Nozioni varie: Mestieri principali, Nomi dei principali strumenti da lavoro, mezzi di trasporto per terra e per acqua, l’estate, le piante fruttifere, parti principali dei frutti, I fiori: parti del fiore.
Aritmetica Esercizi di numerazione parlata e scritta fino a 100. Contare in ordine progressivo e regressivo. Le 4 operazioni orali nel limite di 20 cose. Facili addizioni e sottrazioni coi numeri di una cifra disposti in senso verticale, esercizi sulla dozzina, sulla ventina, ecc… Problemi orali.

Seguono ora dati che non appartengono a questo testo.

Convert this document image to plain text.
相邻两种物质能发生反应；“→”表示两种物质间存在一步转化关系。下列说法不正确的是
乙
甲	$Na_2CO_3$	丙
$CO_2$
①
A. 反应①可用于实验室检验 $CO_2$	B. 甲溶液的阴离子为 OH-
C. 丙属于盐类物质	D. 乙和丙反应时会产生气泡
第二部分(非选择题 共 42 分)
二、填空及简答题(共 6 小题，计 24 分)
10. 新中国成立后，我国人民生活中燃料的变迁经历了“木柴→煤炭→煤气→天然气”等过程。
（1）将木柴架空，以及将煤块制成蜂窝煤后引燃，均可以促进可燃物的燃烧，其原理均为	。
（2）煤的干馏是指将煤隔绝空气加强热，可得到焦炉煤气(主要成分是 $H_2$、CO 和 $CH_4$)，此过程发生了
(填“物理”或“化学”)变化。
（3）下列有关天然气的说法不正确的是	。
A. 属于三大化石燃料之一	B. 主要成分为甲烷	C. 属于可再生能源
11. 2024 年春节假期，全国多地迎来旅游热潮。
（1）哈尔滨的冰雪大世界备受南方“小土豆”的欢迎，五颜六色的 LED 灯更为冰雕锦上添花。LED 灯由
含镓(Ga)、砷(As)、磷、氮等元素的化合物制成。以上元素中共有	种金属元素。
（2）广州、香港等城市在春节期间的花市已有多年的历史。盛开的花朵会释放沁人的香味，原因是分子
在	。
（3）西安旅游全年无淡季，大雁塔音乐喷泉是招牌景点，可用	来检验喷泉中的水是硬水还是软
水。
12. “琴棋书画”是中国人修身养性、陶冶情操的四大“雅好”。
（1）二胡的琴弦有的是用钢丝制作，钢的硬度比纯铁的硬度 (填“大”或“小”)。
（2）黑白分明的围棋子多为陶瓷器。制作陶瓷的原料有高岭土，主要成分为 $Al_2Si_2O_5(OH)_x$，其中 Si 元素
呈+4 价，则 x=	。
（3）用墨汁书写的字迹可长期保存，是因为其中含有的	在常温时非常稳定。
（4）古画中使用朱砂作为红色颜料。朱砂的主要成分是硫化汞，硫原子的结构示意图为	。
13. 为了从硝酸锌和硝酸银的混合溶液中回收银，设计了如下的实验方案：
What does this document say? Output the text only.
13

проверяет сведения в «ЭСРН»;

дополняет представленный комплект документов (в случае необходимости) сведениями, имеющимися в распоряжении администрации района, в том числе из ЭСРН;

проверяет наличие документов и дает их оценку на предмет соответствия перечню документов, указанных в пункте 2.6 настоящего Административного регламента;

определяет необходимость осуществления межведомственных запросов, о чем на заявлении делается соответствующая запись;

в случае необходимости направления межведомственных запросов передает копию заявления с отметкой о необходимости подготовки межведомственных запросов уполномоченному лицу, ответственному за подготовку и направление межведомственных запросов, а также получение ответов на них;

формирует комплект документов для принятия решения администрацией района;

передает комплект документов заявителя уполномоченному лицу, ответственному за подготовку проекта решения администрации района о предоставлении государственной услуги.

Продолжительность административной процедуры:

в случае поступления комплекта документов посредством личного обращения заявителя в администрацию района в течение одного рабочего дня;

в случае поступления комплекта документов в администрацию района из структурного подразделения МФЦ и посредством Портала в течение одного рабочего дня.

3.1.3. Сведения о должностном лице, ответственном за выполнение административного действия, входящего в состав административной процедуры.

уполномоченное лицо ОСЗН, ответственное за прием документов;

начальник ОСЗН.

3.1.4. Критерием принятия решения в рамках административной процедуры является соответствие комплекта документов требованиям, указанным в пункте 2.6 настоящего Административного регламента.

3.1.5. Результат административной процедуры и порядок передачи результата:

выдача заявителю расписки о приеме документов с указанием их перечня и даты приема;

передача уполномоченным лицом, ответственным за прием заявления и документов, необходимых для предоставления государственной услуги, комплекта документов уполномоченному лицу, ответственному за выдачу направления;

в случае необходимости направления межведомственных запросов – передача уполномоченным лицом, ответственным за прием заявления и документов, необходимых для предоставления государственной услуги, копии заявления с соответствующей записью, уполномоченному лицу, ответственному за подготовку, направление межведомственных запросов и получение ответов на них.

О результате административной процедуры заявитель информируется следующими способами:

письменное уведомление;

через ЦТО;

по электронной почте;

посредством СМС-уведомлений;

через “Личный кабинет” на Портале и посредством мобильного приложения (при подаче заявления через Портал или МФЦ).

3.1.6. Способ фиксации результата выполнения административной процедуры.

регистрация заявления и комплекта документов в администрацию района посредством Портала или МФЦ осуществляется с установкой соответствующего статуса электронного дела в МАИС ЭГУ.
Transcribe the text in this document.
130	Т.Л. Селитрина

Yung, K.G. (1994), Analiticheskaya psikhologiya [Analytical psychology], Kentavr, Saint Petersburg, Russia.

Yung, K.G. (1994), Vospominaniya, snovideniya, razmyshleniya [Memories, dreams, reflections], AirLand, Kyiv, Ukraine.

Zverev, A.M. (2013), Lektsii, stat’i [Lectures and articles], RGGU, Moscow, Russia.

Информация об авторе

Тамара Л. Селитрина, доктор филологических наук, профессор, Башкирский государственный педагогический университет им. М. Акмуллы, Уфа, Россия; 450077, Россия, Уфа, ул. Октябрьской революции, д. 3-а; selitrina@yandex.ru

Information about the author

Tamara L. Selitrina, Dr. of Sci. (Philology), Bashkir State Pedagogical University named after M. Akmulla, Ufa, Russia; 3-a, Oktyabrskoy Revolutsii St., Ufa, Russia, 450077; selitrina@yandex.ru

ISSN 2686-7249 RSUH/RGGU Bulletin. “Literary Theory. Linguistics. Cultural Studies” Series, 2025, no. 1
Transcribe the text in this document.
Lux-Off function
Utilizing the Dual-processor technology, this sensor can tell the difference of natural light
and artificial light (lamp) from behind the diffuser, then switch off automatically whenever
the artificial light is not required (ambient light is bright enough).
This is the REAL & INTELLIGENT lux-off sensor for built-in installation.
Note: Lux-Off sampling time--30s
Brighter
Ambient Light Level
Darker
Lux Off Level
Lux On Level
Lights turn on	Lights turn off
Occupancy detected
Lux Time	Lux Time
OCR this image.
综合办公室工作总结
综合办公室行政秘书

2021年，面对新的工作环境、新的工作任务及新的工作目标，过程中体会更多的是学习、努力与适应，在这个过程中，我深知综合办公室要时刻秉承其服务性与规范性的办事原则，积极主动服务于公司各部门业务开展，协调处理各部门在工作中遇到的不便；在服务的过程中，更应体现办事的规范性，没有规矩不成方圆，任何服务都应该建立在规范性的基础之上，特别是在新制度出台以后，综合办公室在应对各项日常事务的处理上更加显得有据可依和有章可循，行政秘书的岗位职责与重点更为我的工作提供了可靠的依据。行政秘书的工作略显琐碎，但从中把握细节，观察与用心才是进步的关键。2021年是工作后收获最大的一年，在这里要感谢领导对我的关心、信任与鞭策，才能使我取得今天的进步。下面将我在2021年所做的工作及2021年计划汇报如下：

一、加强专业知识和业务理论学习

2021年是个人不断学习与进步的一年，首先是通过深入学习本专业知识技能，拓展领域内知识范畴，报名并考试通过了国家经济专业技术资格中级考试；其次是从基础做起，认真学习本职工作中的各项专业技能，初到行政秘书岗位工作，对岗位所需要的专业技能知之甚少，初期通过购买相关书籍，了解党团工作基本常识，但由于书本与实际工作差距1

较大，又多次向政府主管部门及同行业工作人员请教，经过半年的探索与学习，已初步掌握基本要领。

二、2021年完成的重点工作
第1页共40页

Educazione morale: Conversazioni facili e pratiche che abbiano per punto di partenza un fatterello avvenuto in iscuola o di recente e noto alla scolaresca, e per punto di arrivo un insegnamento morale alla portata del fanciullo. Modo di comportarsi a scuola, Amore ai genitori, ai maestri, ai compagni. Rispetto pei superiori. Non guastare gli arredi scolastici. Nettezza della scuola, dei libri, dei quaderni. Temperanza nel vitto. Compassione pei bisognosi… Igiene della casa…La ricorrenza del Natale, del Capo d’anno, e di altre feste religiose e civili saranno pure temi di conversazione e di insegnamenti morali.
Disegno (in aiuto della scrittura). Disegno di linee verticali, orizzontali e oblique. Disegno di angoli retti, di quadrati e di rettangoli. Contorni di oggetti semplici come: usci, finestre, cassettoni, sedie, armadi, bicchieri, calamai ecc..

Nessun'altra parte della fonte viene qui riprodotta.